Постоянный участник "Маски" Анатолий Праудин показал на сцене Центра им. Мейерхольда "Даму с собачкой", идущую на Малой сцене БДТ.
Спектакль номинирован сразу по четырем номинациям - за лучшую мужскую и женскую роли, лучшую режиссуру и работу художника.
Белые доски, сколоченные в подобие сарая или склада, две грузовые тележки, на которых возят арбузы, и сами арбузы, аппетитно выложенные в углу сарая, - вот вам и Ялта чеховских времен, куда Анатолий Праудин и художник Александр Орлов поместили действие своей "Дамы с собачкой". Она в полной мере - их собственная: пьесу Праудин написал вместе с Натальей Скороход и аранжировал чеховский текст так причудливо, что его не всегда и признаешь. Из лирического рассказа о двоих он превратился в густонаселенный опус о несчастной и бессмысленной любви многих и многих.

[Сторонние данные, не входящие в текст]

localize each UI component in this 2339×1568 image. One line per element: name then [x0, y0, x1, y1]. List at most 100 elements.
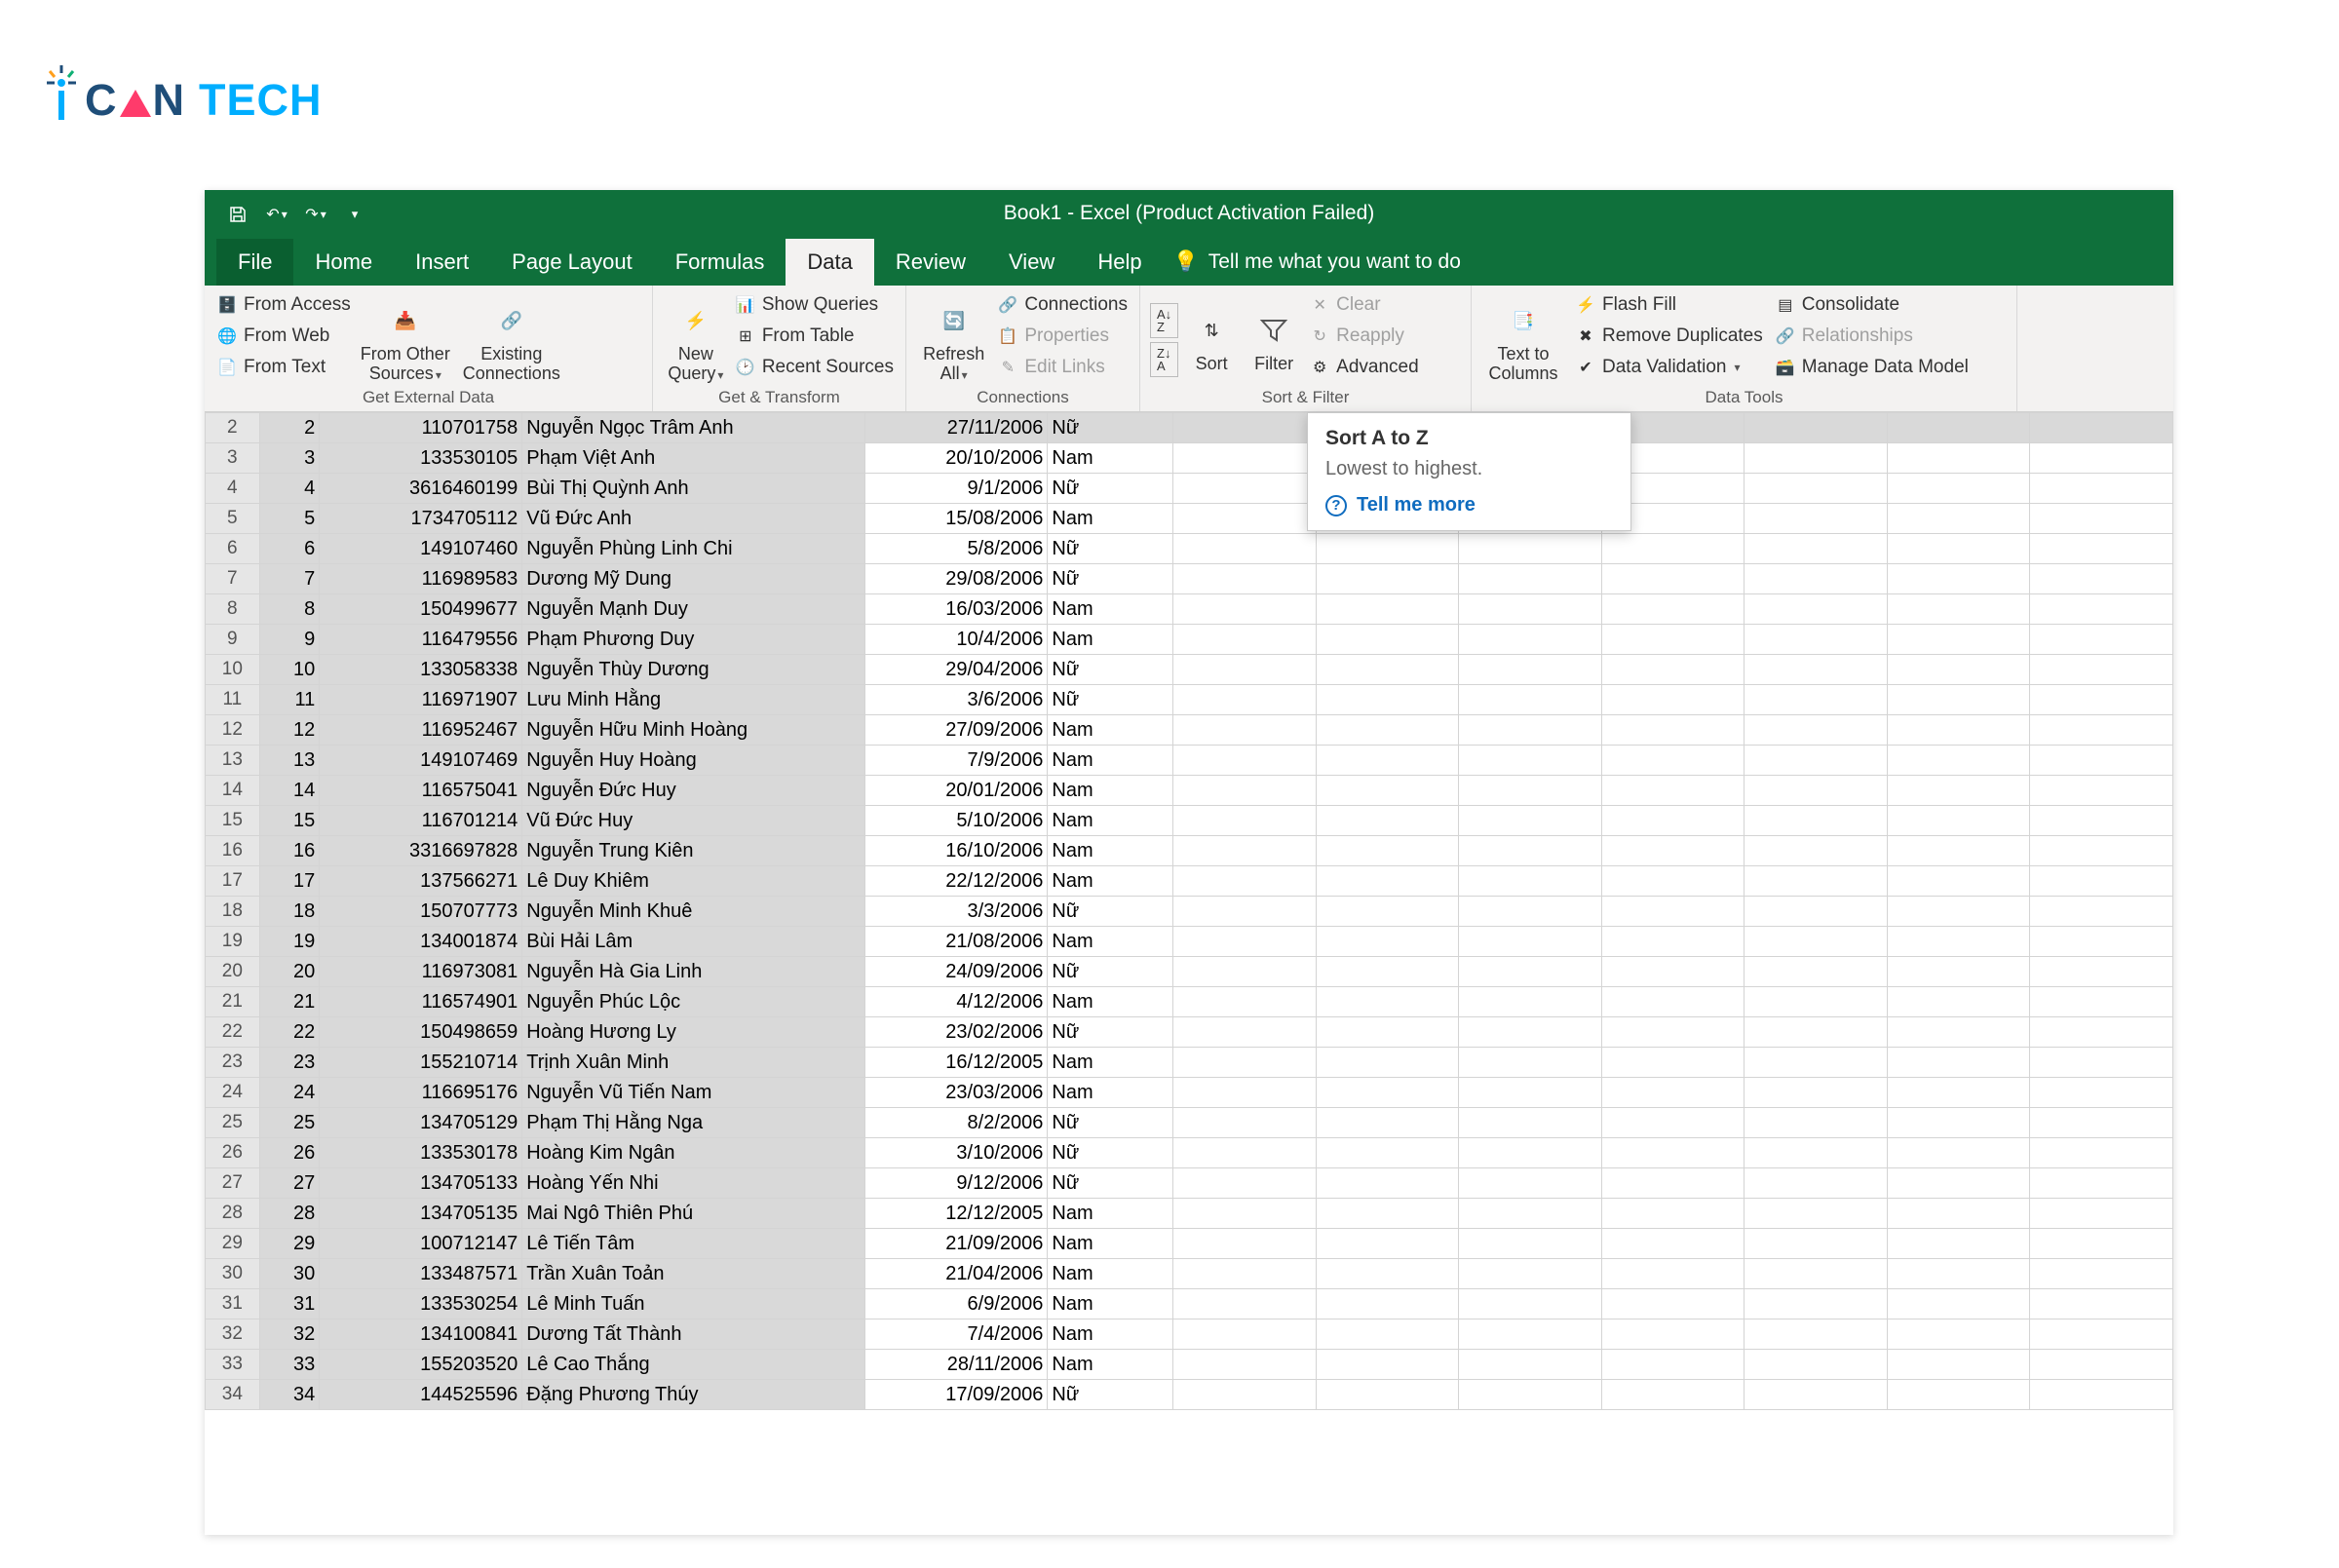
cell-empty[interactable]	[1173, 836, 1317, 866]
cell-empty[interactable]	[1887, 1259, 2030, 1289]
cell-empty[interactable]	[1745, 1380, 1888, 1410]
cell-empty[interactable]	[1459, 1319, 1602, 1350]
cell[interactable]: 16	[259, 836, 320, 866]
table-row[interactable]: 2424116695176Nguyễn Vũ Tiến Nam23/03/200…	[206, 1078, 2173, 1108]
cell[interactable]: 116479556	[320, 625, 522, 655]
row-header[interactable]: 8	[206, 594, 260, 625]
cell[interactable]: Hoàng Kim Ngân	[522, 1138, 865, 1168]
row-header[interactable]: 24	[206, 1078, 260, 1108]
cell[interactable]: 24/09/2006	[864, 957, 1048, 987]
cell[interactable]: 7/9/2006	[864, 746, 1048, 776]
cell[interactable]: Nam	[1048, 1289, 1173, 1319]
cell[interactable]: 133530178	[320, 1138, 522, 1168]
cell[interactable]: 16/03/2006	[864, 594, 1048, 625]
cell-empty[interactable]	[1601, 625, 1745, 655]
cell[interactable]: Lê Tiến Tâm	[522, 1229, 865, 1259]
cell[interactable]: 144525596	[320, 1380, 522, 1410]
cell-empty[interactable]	[1316, 866, 1459, 897]
cell[interactable]: Nguyễn Minh Khuê	[522, 897, 865, 927]
table-row[interactable]: 1010133058338Nguyễn Thùy Dương29/04/2006…	[206, 655, 2173, 685]
cell-empty[interactable]	[1745, 534, 1888, 564]
cell[interactable]: Hoàng Yến Nhi	[522, 1168, 865, 1199]
cell-empty[interactable]	[1316, 1259, 1459, 1289]
consolidate-button[interactable]: ▤Consolidate	[1773, 291, 1971, 319]
cell-empty[interactable]	[1601, 1229, 1745, 1259]
cell-empty[interactable]	[2030, 987, 2173, 1017]
cell-empty[interactable]	[1316, 685, 1459, 715]
tab-review[interactable]: Review	[874, 239, 987, 286]
cell[interactable]: 5/8/2006	[864, 534, 1048, 564]
cell[interactable]: 3616460199	[320, 474, 522, 504]
cell-empty[interactable]	[2030, 1048, 2173, 1078]
row-header[interactable]: 31	[206, 1289, 260, 1319]
cell-empty[interactable]	[1745, 987, 1888, 1017]
cell-empty[interactable]	[2030, 927, 2173, 957]
cell-empty[interactable]	[2030, 957, 2173, 987]
cell[interactable]: 149107460	[320, 534, 522, 564]
cell-empty[interactable]	[1887, 987, 2030, 1017]
cell-empty[interactable]	[1887, 957, 2030, 987]
cell-empty[interactable]	[1601, 655, 1745, 685]
cell-empty[interactable]	[2030, 474, 2173, 504]
cell[interactable]: Trịnh Xuân Minh	[522, 1048, 865, 1078]
cell-empty[interactable]	[1459, 1048, 1602, 1078]
cell[interactable]: 28/11/2006	[864, 1350, 1048, 1380]
row-header[interactable]: 21	[206, 987, 260, 1017]
cell-empty[interactable]	[1459, 1199, 1602, 1229]
cell-empty[interactable]	[1173, 897, 1317, 927]
table-row[interactable]: 2323155210714Trịnh Xuân Minh16/12/2005Na…	[206, 1048, 2173, 1078]
table-row[interactable]: 2525134705129Phạm Thị Hằng Nga8/2/2006Nữ	[206, 1108, 2173, 1138]
cell-empty[interactable]	[1745, 1108, 1888, 1138]
cell-empty[interactable]	[1887, 1380, 2030, 1410]
cell-empty[interactable]	[1887, 474, 2030, 504]
cell[interactable]: 29/04/2006	[864, 655, 1048, 685]
cell-empty[interactable]	[1316, 1168, 1459, 1199]
cell-empty[interactable]	[1601, 776, 1745, 806]
cell-empty[interactable]	[1887, 1168, 2030, 1199]
cell-empty[interactable]	[1887, 1108, 2030, 1138]
cell[interactable]: 12/12/2005	[864, 1199, 1048, 1229]
cell[interactable]: Nguyễn Hà Gia Linh	[522, 957, 865, 987]
cell[interactable]: 20/10/2006	[864, 443, 1048, 474]
cell[interactable]: 7/4/2006	[864, 1319, 1048, 1350]
new-query-button[interactable]: ⚡ New Query▾	[663, 291, 729, 388]
cell[interactable]: Nguyễn Trung Kiên	[522, 836, 865, 866]
cell-empty[interactable]	[1316, 1108, 1459, 1138]
from-text-button[interactable]: 📄From Text	[214, 354, 353, 381]
table-row[interactable]: 551734705112Vũ Đức Anh15/08/2006Nam	[206, 504, 2173, 534]
cell-empty[interactable]	[2030, 806, 2173, 836]
cell-empty[interactable]	[1745, 715, 1888, 746]
cell-empty[interactable]	[1601, 564, 1745, 594]
table-row[interactable]: 1919134001874Bùi Hải Lâm21/08/2006Nam	[206, 927, 2173, 957]
cell[interactable]: 100712147	[320, 1229, 522, 1259]
cell[interactable]: 21/08/2006	[864, 927, 1048, 957]
cell-empty[interactable]	[2030, 443, 2173, 474]
cell[interactable]: Nữ	[1048, 1380, 1173, 1410]
cell-empty[interactable]	[1316, 1048, 1459, 1078]
cell[interactable]: Mai Ngô Thiên Phú	[522, 1199, 865, 1229]
cell-empty[interactable]	[1745, 1017, 1888, 1048]
cell-empty[interactable]	[1601, 806, 1745, 836]
cell[interactable]: 24	[259, 1078, 320, 1108]
cell[interactable]: 137566271	[320, 866, 522, 897]
cell-empty[interactable]	[1173, 1199, 1317, 1229]
cell-empty[interactable]	[1601, 927, 1745, 957]
cell[interactable]: 116989583	[320, 564, 522, 594]
cell-empty[interactable]	[1601, 1138, 1745, 1168]
cell[interactable]: Nữ	[1048, 413, 1173, 443]
cell[interactable]: Nữ	[1048, 474, 1173, 504]
cell-empty[interactable]	[1459, 1380, 1602, 1410]
cell[interactable]: Nam	[1048, 746, 1173, 776]
cell-empty[interactable]	[2030, 1078, 2173, 1108]
cell[interactable]: 6	[259, 534, 320, 564]
cell-empty[interactable]	[1459, 594, 1602, 625]
cell-empty[interactable]	[2030, 504, 2173, 534]
table-row[interactable]: 2020116973081Nguyễn Hà Gia Linh24/09/200…	[206, 957, 2173, 987]
cell-empty[interactable]	[1601, 594, 1745, 625]
cell[interactable]: Nam	[1048, 715, 1173, 746]
table-row[interactable]: 88150499677Nguyễn Mạnh Duy16/03/2006Nam	[206, 594, 2173, 625]
cell[interactable]: 33	[259, 1350, 320, 1380]
cell[interactable]: Phạm Thị Hằng Nga	[522, 1108, 865, 1138]
cell[interactable]: Phạm Việt Anh	[522, 443, 865, 474]
row-header[interactable]: 13	[206, 746, 260, 776]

Тут и жена Гурова (Татьяна Аптикеева), которая из московской эмансипированной интеллектуалки превращается в белолицую гейшу, своими страданиями напоминающую Чио-Чио-Сан. Тут и некий господин Смирнов (Неведомский), сложенный из чеховских водевилей с их мрачно-комическими сентенциями, закомплексованный и явно влюбленный в г-жу Гурову толстяк. Тут и г-н Иванов, который появляется из-за забора с романтической историей сначала любви, затем медового месяца в Венеции, и, наконец, смерти своей юной чахоточной жены.
Сам Гуров (Василий Реутов) здесь - вовсе не тот интеллигентный меланхолический москвич, каким играл его Алексей Баталов в старом фильме. Это вполне бодрый, гимнастического сложения ловелас и соблазнитель - обаятельный, знающий себе цену, умный и скучающий. Анна Сергеевна фон Дидериц, дама с собачкой (Александра Куликова), и впрямь является с настоящим шпицем и чередой блестящих платьев, накидок, шляпок и зонтиков (художник по костюмам Ирина Чередникова), с нервным дрожанием голоса и резкими движениями.
Если чеховские образы в "Даме с собачкой" меланхоличны, то праудинские - желчно-язвительны и мрачны. Чеховское море в Ореанде, на которое влюбленные у Чехова взирают как на образ вечности, заменено у Праудина кладбищем. Сцена первой любовной встречи, и у Чехова лишенная всякой романтики, у Праудина вовсе проводится на двух грузовых тележках, сдвинутых вместе. Место действия - воспаленное собрание всех самых мрачных метафор русской культуры: провинциально грязный или кладбищенский забор, палата N6, товарный вагон, теплушка, лагерь... Ряд этот можно было бы продолжить, если бы этого уже не сделал концептуально мыслящий Александр Орлов. Четвертая стена дощатого сарая, открытая в первом действии, постепенно завешивается досками, полностью закрывая зеркало сцены, выдавливая двух возлюбленных за свои пределы. Выходит мрачно, совсем безнадежно: любовь как кладбище надежд, как заколоченное пространство жизни.
Оба они - Гуров и Анна Сергеевна - садятся в зал лицом к заколоченной сцене и обращают к ней свой вечный плач: - Что-нибудь придумаем... Как? Как?.. Что-нибудь придумаем...
Так, как у Чехова, да не так. Не по форме - по сути Праудин аранжирует его как мрачного немецкого экспрессиониста, быть может, потому, что последними чеховскими словами были, как известно, Ich sterbe ("Я умираю").